Despite the limited choices that learners in health care might seem to have at a program level, learner voice and choice can readily be introduced at the instructional level. For example, educators in the health professions are required to deliver content that addresses disciplinary knowledge. All too often a lecture method is used to deliver this content. Similarly, assignment choices are often focused on writing papers or reports. Yet other methods of delivering content and developing assignments are also available. Educators and learners alike can work with multimedia technologies and social media to exchange information and demonstrate understanding of required content in new and exciting ways. Discovering these innovative approaches is most likely to occur when educators express a genuine confidence in learners’ capacity to make wise and thoughtful choices.

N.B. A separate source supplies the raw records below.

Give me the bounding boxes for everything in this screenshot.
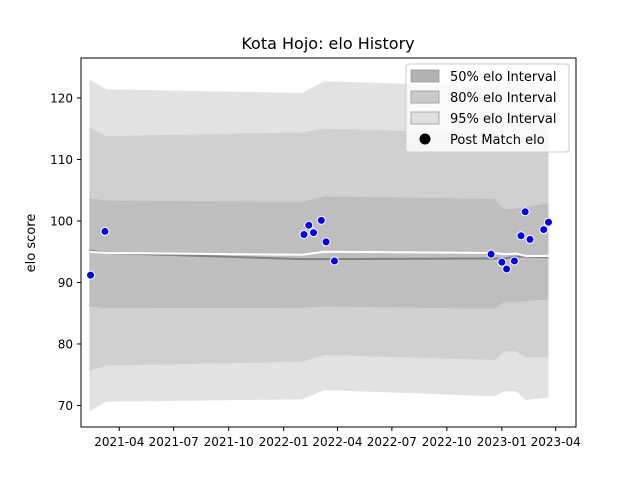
- plot-area: [86, 79, 553, 412]
- post-match-point: [502, 264, 512, 274]
- chart-title: Kota Hojo: elo History: [241, 34, 414, 53]
- x-tick-label: 2023-01: [477, 435, 527, 449]
- legend-box: [405, 63, 570, 153]
- y-axis-label: elo score: [24, 214, 39, 273]
- post-match-point: [509, 256, 519, 266]
- post-match-point: [321, 237, 331, 247]
- x-tick-label: 2023-04: [531, 435, 581, 449]
- post-match-point: [497, 257, 507, 267]
- y-tick-label: 100: [50, 214, 73, 228]
- post-match-point: [329, 256, 339, 266]
- x-tick-label: 2021-07: [149, 435, 199, 449]
- post-match-point: [544, 217, 553, 227]
- y-tick-label: 110: [50, 153, 73, 167]
- x-tick-label: 2021-10: [204, 435, 254, 449]
- post-match-point: [316, 215, 326, 225]
- legend-marker-point: [419, 133, 431, 145]
- legend-swatch-band50: [410, 69, 440, 83]
- post-match-point: [520, 207, 530, 217]
- y-tick-label: 120: [50, 91, 73, 105]
- x-tick-label: 2021-04: [94, 435, 144, 449]
- post-match-point: [86, 270, 96, 280]
- post-match-point: [299, 230, 309, 240]
- legend-label: Post Match elo: [450, 133, 545, 148]
- legend-swatch-band95: [410, 111, 440, 125]
- post-match-point: [525, 234, 535, 244]
- x-tick-label: 2022-07: [367, 435, 417, 449]
- legend: 50% elo Interval 80% elo Interval 95% elo …: [405, 63, 570, 153]
- legend-swatch-band80: [410, 90, 440, 104]
- interval-bands: [89, 79, 549, 412]
- x-axis: 2021-04 2021-07 2021-10 2022-01 2022-04 2022-…: [94, 427, 581, 449]
- y-tick-label: 80: [58, 337, 73, 351]
- post-match-point: [486, 249, 496, 259]
- plot-frame: [80, 57, 577, 428]
- legend-label: 95% elo Interval: [450, 112, 557, 127]
- post-match-point: [304, 220, 314, 230]
- y-tick-label: 70: [58, 399, 73, 413]
- post-match-points: [86, 207, 553, 280]
- x-tick-label: 2022-01: [259, 435, 309, 449]
- mean-elo-line: [89, 249, 549, 261]
- post-match-point: [516, 231, 526, 241]
- legend-label: 80% elo Interval: [450, 91, 557, 106]
- legend-label: 50% elo Interval: [450, 70, 557, 85]
- x-tick-label: 2022-10: [422, 435, 472, 449]
- post-match-point: [100, 226, 110, 236]
- post-match-point: [309, 228, 319, 238]
- y-axis: 70 80 90 100 110 120: [50, 91, 81, 413]
- post-match-point: [539, 225, 549, 235]
- x-tick-label: 2022-04: [312, 435, 362, 449]
- y-tick-label: 90: [58, 276, 73, 290]
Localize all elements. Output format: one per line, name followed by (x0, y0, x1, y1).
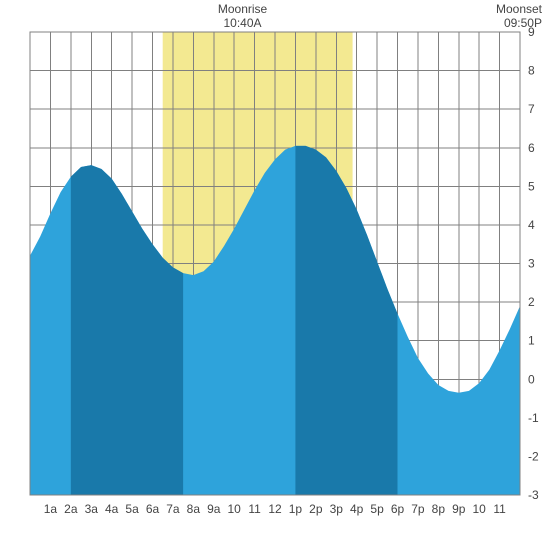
x-tick-label: 12 (268, 502, 282, 516)
x-tick-label: 5p (370, 502, 384, 516)
y-tick-label: 7 (528, 102, 535, 116)
tide-chart: Moonrise 10:40A Moonset 09:50P -3-2-1012… (0, 0, 550, 550)
moonset-text: Moonset (496, 2, 542, 16)
x-tick-label: 3a (85, 502, 99, 516)
tide-area-dark-1 (295, 146, 397, 495)
x-tick-label: 10 (472, 502, 486, 516)
x-tick-label: 8a (187, 502, 201, 516)
y-tick-label: -2 (528, 449, 539, 463)
x-tick-label: 7p (411, 502, 425, 516)
x-tick-label: 6a (146, 502, 160, 516)
x-tick-label: 8p (432, 502, 446, 516)
chart-svg: -3-2-101234567891a2a3a4a5a6a7a8a9a101112… (0, 0, 550, 550)
x-tick-label: 2p (309, 502, 323, 516)
x-tick-label: 3p (330, 502, 344, 516)
y-tick-label: 2 (528, 295, 535, 309)
y-tick-label: 5 (528, 179, 535, 193)
moonset-label: Moonset 09:50P (496, 2, 542, 31)
y-tick-label: 6 (528, 141, 535, 155)
y-tick-label: -1 (528, 411, 539, 425)
x-tick-label: 9a (207, 502, 221, 516)
x-tick-label: 11 (248, 502, 261, 516)
y-tick-label: 8 (528, 64, 535, 78)
x-tick-label: 5a (125, 502, 139, 516)
y-tick-label: -3 (528, 488, 539, 502)
x-tick-label: 4a (105, 502, 119, 516)
x-tick-label: 9p (452, 502, 466, 516)
x-tick-label: 2a (64, 502, 78, 516)
x-tick-label: 1a (44, 502, 58, 516)
moonrise-label: Moonrise 10:40A (218, 2, 267, 31)
y-tick-label: 1 (528, 334, 535, 348)
moonrise-text: Moonrise (218, 2, 267, 16)
y-tick-label: 0 (528, 372, 535, 386)
moonrise-time: 10:40A (218, 16, 267, 30)
x-tick-label: 1p (289, 502, 303, 516)
x-tick-label: 7a (166, 502, 180, 516)
y-tick-label: 3 (528, 257, 535, 271)
y-tick-label: 4 (528, 218, 535, 232)
x-tick-label: 6p (391, 502, 405, 516)
x-tick-label: 4p (350, 502, 364, 516)
moonset-time: 09:50P (496, 16, 542, 30)
x-tick-label: 10 (227, 502, 241, 516)
x-tick-label: 11 (493, 502, 506, 516)
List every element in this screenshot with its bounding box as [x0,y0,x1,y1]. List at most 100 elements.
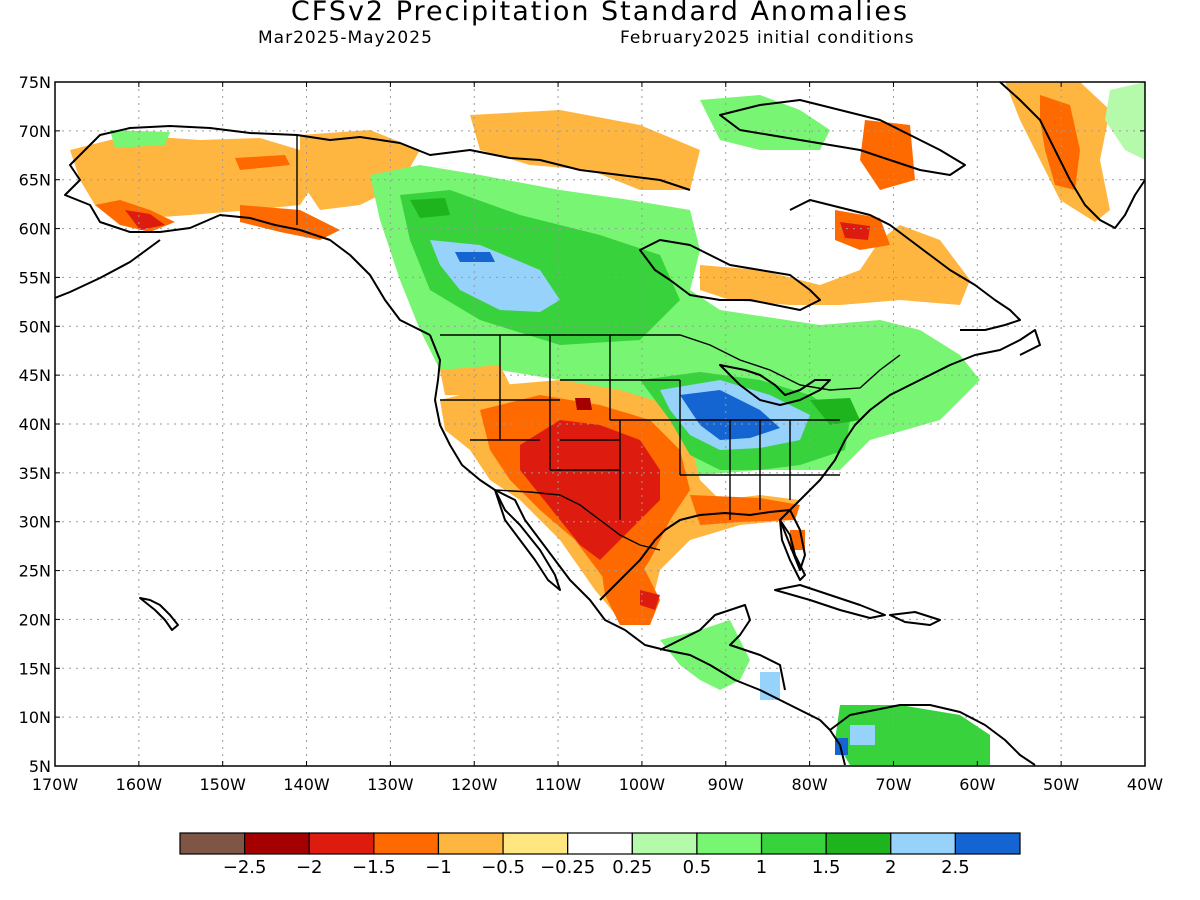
latitude-labels: 75N 70N 65N 60N 55N 50N 45N 40N 35N 30N 25N 20N 15N 1… [19,73,51,776]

It is important to emphasize that providing learners with voice and choice also involves thoughtful direction from educators. Learners need to know about options that are (or could be) available to them. They need to know how to access a comprehensive body of required and supplemental resources that will help them to explore their interests and passions. In her work with student teachers, Jackie Gerstein urges educators to “show learners the possibilities . . . and then get out of the way” (n.d., p. 1).
CONCLUSION
In this chapter, we invited educators to celebrate the human connections that they can establish and affirm in learning environments. Compassion and humanity are vital in establishing human connections. Humanizing pedagogies, those that emphasize friendliness, immediacy, and affective learning, help educators and learners to work together as co-creators of knowledge. Health professionals must maintain ongoing competence in disciplinary knowledge and best practice guidelines. They must also demonstrate praxis in which they reflect critically and act to transform inequities in these structures. Educational activities in which learners’ views and critiques are valued can begin to ameliorate this tension.
Most learners in the health professions now come to programs, courses, and workshops with some experience in personalizing their learning. Educators must intentionally seek ways to strengthen this existing knowledge and help learners to extend their individual goals, objectives, and desired outcomes. Doing so will enhance learning and support professional development. We reminded educators to include voice and choice in the development and instruction of courses and workshops. Voice and choice are particularly important when delivering content and developing assignments in courses and workshops.
In summary, human connections are the heart of successful education in the health professions. Learners, whether they are pre-service or in-service, are continually required to learn new knowledge, new technologies, and new procedures. Educational activities grounded in a genuine commitment to humanizing learning will support learners and help to foster in them a lifelong love of learning.